Colorado State to recognize Wounded Warriors before Wednesday's game vs. Boise State
Jan. 29, 2013
FORT COLLINS, Colo. - Colorado State men's basketball will honor our nation's wounded heroes during its game against Boise State at Moby Arena on Wednesday night. In partnership with Wounded Warrior Project® (WWP) and the National Association of Collegiate Directors of Athletics (NACDA), CSU's athletics department has invited two Wounded Warriors, Army Staff Sergeant Donald Sutton and E7 Coast Guard Chief John Shunk, to be honored pregame as part of the Rams' annual Military Appreciation Night.

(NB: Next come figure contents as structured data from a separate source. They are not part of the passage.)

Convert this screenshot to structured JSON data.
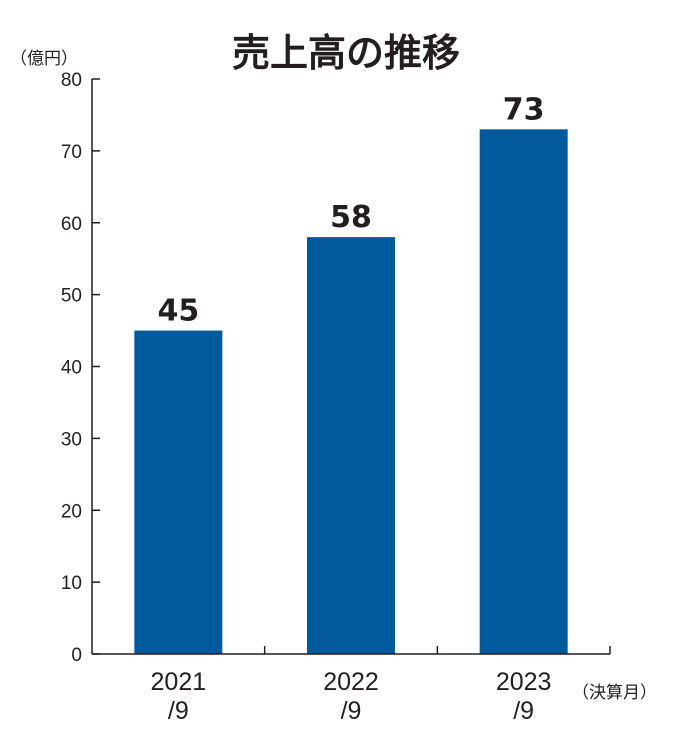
{
  "chart_data": {
    "type": "bar",
    "title": "売上高の推移",
    "ylabel": "（億円）",
    "xlabel": "（決算月）",
    "categories": [
      {
        "line1": "2021",
        "line2": "/9"
      },
      {
        "line1": "2022",
        "line2": "/9"
      },
      {
        "line1": "2023",
        "line2": "/9"
      }
    ],
    "values": [
      45,
      58,
      73
    ],
    "value_labels": [
      "45",
      "58",
      "73"
    ],
    "ylim": [
      0,
      80
    ],
    "yticks": [
      0,
      10,
      20,
      30,
      40,
      50,
      60,
      70,
      80
    ],
    "grid": false,
    "legend": "none",
    "bar_color": "#005a9c"
  }
}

"CSU Athletics is humbled to have the opportunity to recognize John Shunk and Donald Cooper," said Director of Athletics Jack Graham. "These two heroes, who call Colorado home, represent thousands of men and women who put their lives on the line every day to defend our country and our freedom. We are grateful for their tremendous courage, and service to our country, and we are honored to be able to participate in the Wounded Warrior Project."
The mission of WWP is to honor and empower Wounded Warriors. WWP is a nonprofit organization with the vision to foster the most successful, well-adjusted generation of wounded service members in our nation's history.
"We applaud the collegiate athletic directors for supporting our mission to honor and empower Wounded Warriors," said Steve Nardizzi, executive director, Wounded Warrior Project. "Events like these are beneficial to everyone involved. We believe the fighting spirit and natural leadership abilities of Wounded Warriors can play a big role in motivating athletes, coaches, and communities. At the same time, these events pay public tribute to the sacrifices this generation of Wounded Warriors and their families have made. We also know, from our longstanding relationship with NACDA, the warriors honored gain confidence from attending these events."
Over 48,000 service members have been physically wounded during the current military conflicts in Iraq and Afghanistan. Hundreds of thousands more are estimated to be recovering from invisible wounds of war, including post-traumatic stress disorder (PTSD), major depression, and traumatic brain injury (TBI).